Joe Gibbs Racing has amended its lawsuit against its former competition director to include Spire Motorsports, alleging the NASCAR team illegally obtained proprietary information from the ex-employee.
The amendment filed on Tuesday in the Western District of North Carolina calls the defendants’ actions “immoral, unethical and unscrupulous” and seeks a temporary restraining order and a preliminary injunction against longtime JGR employee Chris Gabehart.
The lawsuit originally filed last Thursday seeks damages of at least $8 million.
The amended filing asks the court for a permanent injunction to stop Gabehart, now the chief motorsports officer for Spire, from “working or performing any services for Spire similar to those he provided to JGR for the 18 months following February 9, 2026.” JGR also wants Gabehart to cease and desist using, sharing, copying or transferring any of its proprietary information.
Spire was added to the suit because JGR claims it is benefiting from Gabehart’s “misappropriation of trade secrets” and “the competitive information he has used and improperly retained will give Spire a competitive advantage in the marketplace.”
Spire Motorsports declined a request for comment from The Athletic.

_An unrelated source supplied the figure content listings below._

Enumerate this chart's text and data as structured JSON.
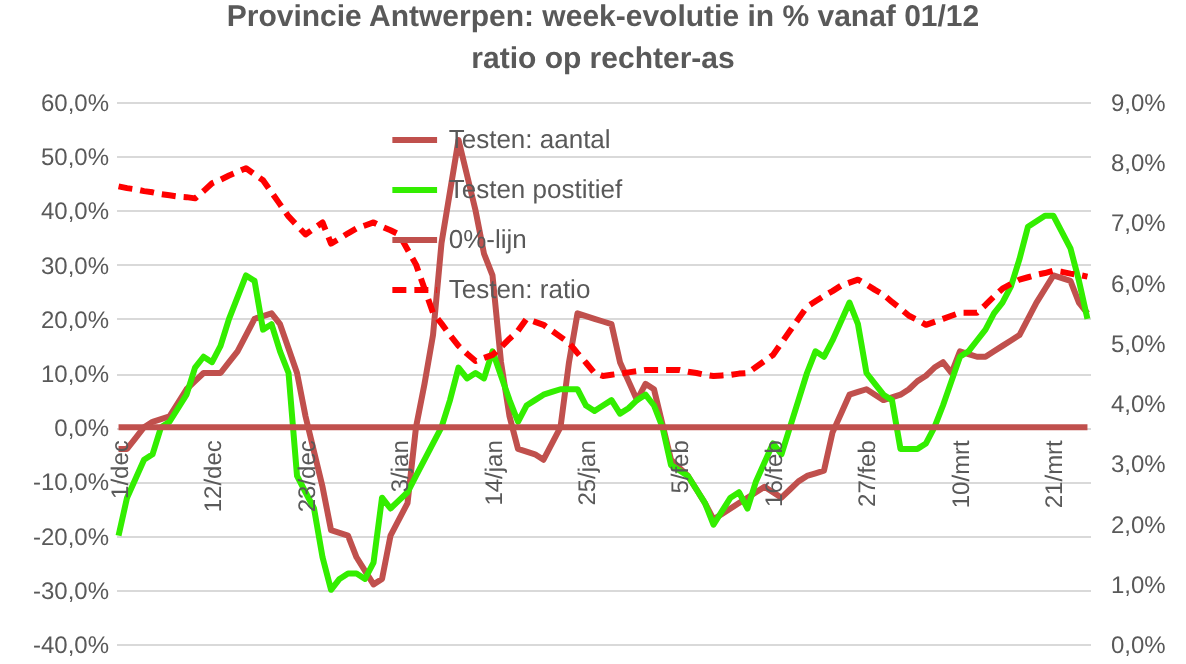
{
  "chart_data": {
    "type": "line",
    "title": "Provincie Antwerpen: week-evolutie in %  vanaf 01/12",
    "subtitle": "ratio op rechter-as",
    "categories": [
      "1/dec",
      null,
      null,
      null,
      null,
      null,
      null,
      null,
      null,
      null,
      null,
      "12/dec",
      null,
      null,
      null,
      null,
      null,
      null,
      null,
      null,
      null,
      null,
      "23/dec",
      null,
      null,
      null,
      null,
      null,
      null,
      null,
      null,
      null,
      null,
      "3/jan",
      null,
      null,
      null,
      null,
      null,
      null,
      null,
      null,
      null,
      null,
      "14/jan",
      null,
      null,
      null,
      null,
      null,
      null,
      null,
      null,
      null,
      null,
      "25/jan",
      null,
      null,
      null,
      null,
      null,
      null,
      null,
      null,
      null,
      null,
      "5/feb",
      null,
      null,
      null,
      null,
      null,
      null,
      null,
      null,
      null,
      null,
      "16/feb",
      null,
      null,
      null,
      null,
      null,
      null,
      null,
      null,
      null,
      null,
      "27/feb",
      null,
      null,
      null,
      null,
      null,
      null,
      null,
      null,
      null,
      null,
      "10/mrt",
      null,
      null,
      null,
      null,
      null,
      null,
      null,
      null,
      null,
      null,
      "21/mrt",
      null,
      null,
      null,
      null
    ],
    "ylim": [
      -40,
      60
    ],
    "yticks": [
      {
        "value": -40,
        "label": "-40,0%"
      },
      {
        "value": -30,
        "label": "-30,0%"
      },
      {
        "value": -20,
        "label": "-20,0%"
      },
      {
        "value": -10,
        "label": "-10,0%"
      },
      {
        "value": 0,
        "label": "0,0%"
      },
      {
        "value": 10,
        "label": "10,0%"
      },
      {
        "value": 20,
        "label": "20,0%"
      },
      {
        "value": 30,
        "label": "30,0%"
      },
      {
        "value": 40,
        "label": "40,0%"
      },
      {
        "value": 50,
        "label": "50,0%"
      },
      {
        "value": 60,
        "label": "60,0%"
      }
    ],
    "y2lim": [
      0,
      9
    ],
    "y2ticks": [
      {
        "value": 0,
        "label": "0,0%"
      },
      {
        "value": 1,
        "label": "1,0%"
      },
      {
        "value": 2,
        "label": "2,0%"
      },
      {
        "value": 3,
        "label": "3,0%"
      },
      {
        "value": 4,
        "label": "4,0%"
      },
      {
        "value": 5,
        "label": "5,0%"
      },
      {
        "value": 6,
        "label": "6,0%"
      },
      {
        "value": 7,
        "label": "7,0%"
      },
      {
        "value": 8,
        "label": "8,0%"
      },
      {
        "value": 9,
        "label": "9,0%"
      }
    ],
    "grid": "y",
    "legend": "top",
    "series": [
      {
        "name": "Testen: aantal",
        "color": "#c0504d",
        "line_style": "solid",
        "values": [
          -4,
          -4,
          -2,
          0,
          1,
          1.5,
          2,
          4.5,
          7,
          8.5,
          10,
          10,
          10,
          12,
          14,
          17,
          20,
          20.5,
          21,
          19,
          14.5,
          10,
          2,
          -4.5,
          -11,
          -19,
          -19.5,
          -20,
          -24,
          -26.5,
          -29,
          -28,
          -20,
          -17,
          -14,
          0,
          8,
          17,
          34,
          43.5,
          53,
          46.5,
          40,
          32,
          28,
          12,
          2,
          -4,
          -4.5,
          -5,
          -6,
          -3,
          0,
          12,
          21,
          20.5,
          20,
          19.5,
          19,
          12,
          8.5,
          5,
          8,
          7,
          0.5,
          -6,
          -7.5,
          -9,
          -11.5,
          -14,
          -17,
          -16,
          -15,
          -14,
          -13,
          -12,
          -11,
          -12,
          -13,
          -11.5,
          -10,
          -9,
          -8.5,
          -8,
          -1,
          2.5,
          6,
          6.5,
          7,
          6,
          5,
          5.5,
          6,
          7,
          8.5,
          9.5,
          11,
          12,
          10,
          14,
          13.5,
          13,
          13,
          14,
          15,
          16,
          17,
          20,
          23,
          25.5,
          28,
          27.5,
          27,
          23,
          21
        ]
      },
      {
        "name": "Testen postitief",
        "color": "#33ee00",
        "line_style": "solid",
        "values": [
          -20,
          -13,
          -9.5,
          -6,
          -5,
          0,
          1,
          3.5,
          6,
          11,
          13,
          12,
          15,
          20,
          24,
          28,
          27,
          18,
          19,
          14,
          10,
          -9,
          -12,
          -15,
          -24,
          -30,
          -28,
          -27,
          -27,
          -28,
          -25,
          -13,
          -15,
          -13.5,
          -12,
          -9,
          -6,
          -3,
          0,
          5,
          11,
          9,
          10,
          9,
          14,
          9.5,
          5,
          1,
          4,
          5,
          6,
          6.5,
          7,
          7,
          7,
          4,
          3,
          4,
          5,
          2.5,
          3.5,
          5,
          6,
          4,
          0,
          -7,
          -8,
          -9,
          -11.5,
          -14,
          -18,
          -15.5,
          -13,
          -12,
          -15,
          -10,
          -6.5,
          -3,
          -5,
          0,
          5,
          10,
          14,
          13,
          16,
          19.5,
          23,
          19,
          10,
          8,
          6,
          5,
          -4,
          -4,
          -4,
          -3,
          0,
          4,
          8.5,
          13,
          14,
          16,
          18,
          21,
          23,
          26,
          31,
          37,
          38,
          39,
          39,
          36,
          33,
          27,
          20
        ]
      },
      {
        "name": "0%-lijn",
        "color": "#c0504d",
        "line_style": "solid",
        "values": [
          0,
          0,
          0,
          0,
          0,
          0,
          0,
          0,
          0,
          0,
          0,
          0,
          0,
          0,
          0,
          0,
          0,
          0,
          0,
          0,
          0,
          0,
          0,
          0,
          0,
          0,
          0,
          0,
          0,
          0,
          0,
          0,
          0,
          0,
          0,
          0,
          0,
          0,
          0,
          0,
          0,
          0,
          0,
          0,
          0,
          0,
          0,
          0,
          0,
          0,
          0,
          0,
          0,
          0,
          0,
          0,
          0,
          0,
          0,
          0,
          0,
          0,
          0,
          0,
          0,
          0,
          0,
          0,
          0,
          0,
          0,
          0,
          0,
          0,
          0,
          0,
          0,
          0,
          0,
          0,
          0,
          0,
          0,
          0,
          0,
          0,
          0,
          0,
          0,
          0,
          0,
          0,
          0,
          0,
          0,
          0,
          0,
          0,
          0,
          0,
          0,
          0,
          0,
          0,
          0,
          0,
          0,
          0,
          0,
          0,
          0,
          0,
          0,
          0,
          0
        ]
      },
      {
        "name": "Testen: ratio",
        "color": "#ff0000",
        "line_style": "dashed",
        "axis": "y2",
        "values": [
          7.6,
          7.57,
          7.55,
          7.52,
          7.5,
          7.47,
          7.45,
          7.43,
          7.42,
          7.4,
          7.52,
          7.65,
          7.71,
          7.78,
          7.84,
          7.9,
          7.8,
          7.7,
          7.5,
          7.3,
          7.1,
          6.95,
          6.8,
          6.9,
          7.0,
          6.65,
          6.73,
          6.82,
          6.9,
          6.95,
          7.0,
          6.93,
          6.87,
          6.8,
          6.55,
          6.3,
          5.9,
          5.5,
          5.32,
          5.13,
          4.95,
          4.82,
          4.7,
          4.75,
          4.8,
          4.93,
          5.07,
          5.2,
          5.4,
          5.35,
          5.3,
          5.2,
          5.1,
          5.0,
          4.83,
          4.67,
          4.5,
          4.45,
          4.47,
          4.49,
          4.51,
          4.53,
          4.55,
          4.55,
          4.55,
          4.55,
          4.55,
          4.52,
          4.5,
          4.47,
          4.45,
          4.46,
          4.47,
          4.49,
          4.5,
          4.6,
          4.7,
          4.8,
          5.0,
          5.2,
          5.4,
          5.6,
          5.69,
          5.78,
          5.86,
          5.95,
          6.0,
          6.05,
          5.97,
          5.88,
          5.8,
          5.68,
          5.57,
          5.45,
          5.38,
          5.3,
          5.35,
          5.4,
          5.45,
          5.5,
          5.5,
          5.5,
          5.63,
          5.77,
          5.9,
          5.98,
          6.05,
          6.09,
          6.13,
          6.16,
          6.2,
          6.18,
          6.15,
          6.13,
          6.1
        ]
      }
    ]
  }
}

Gabehart put in 13 years at JGR, including a lengthy stint as Denny Hamlin’s crew chief and more recently as the director of competition. His base salary last year reportedly was $1 million before bonuses.
According to motorsport.com, a JGR investigation found that Gabehart set up a folder on his computer, shared to his personal cloud storage, that listed team details including salaries and performance reviews of drivers, crew chiefs and pit crews.
JGR alleges that Gabehart looked at those files in the midst of finalizing his departure from the team on the same day he had a meeting with Spire co-owner Jeff Dickerson.
JGR is owned by Pro Football Hall of Fame coach Joe Gibbs, 85, who won three Super Bowls as head coach of the Washington franchise. In NASCAR, his drivers have won five Cup Series championships and four Daytona 500s.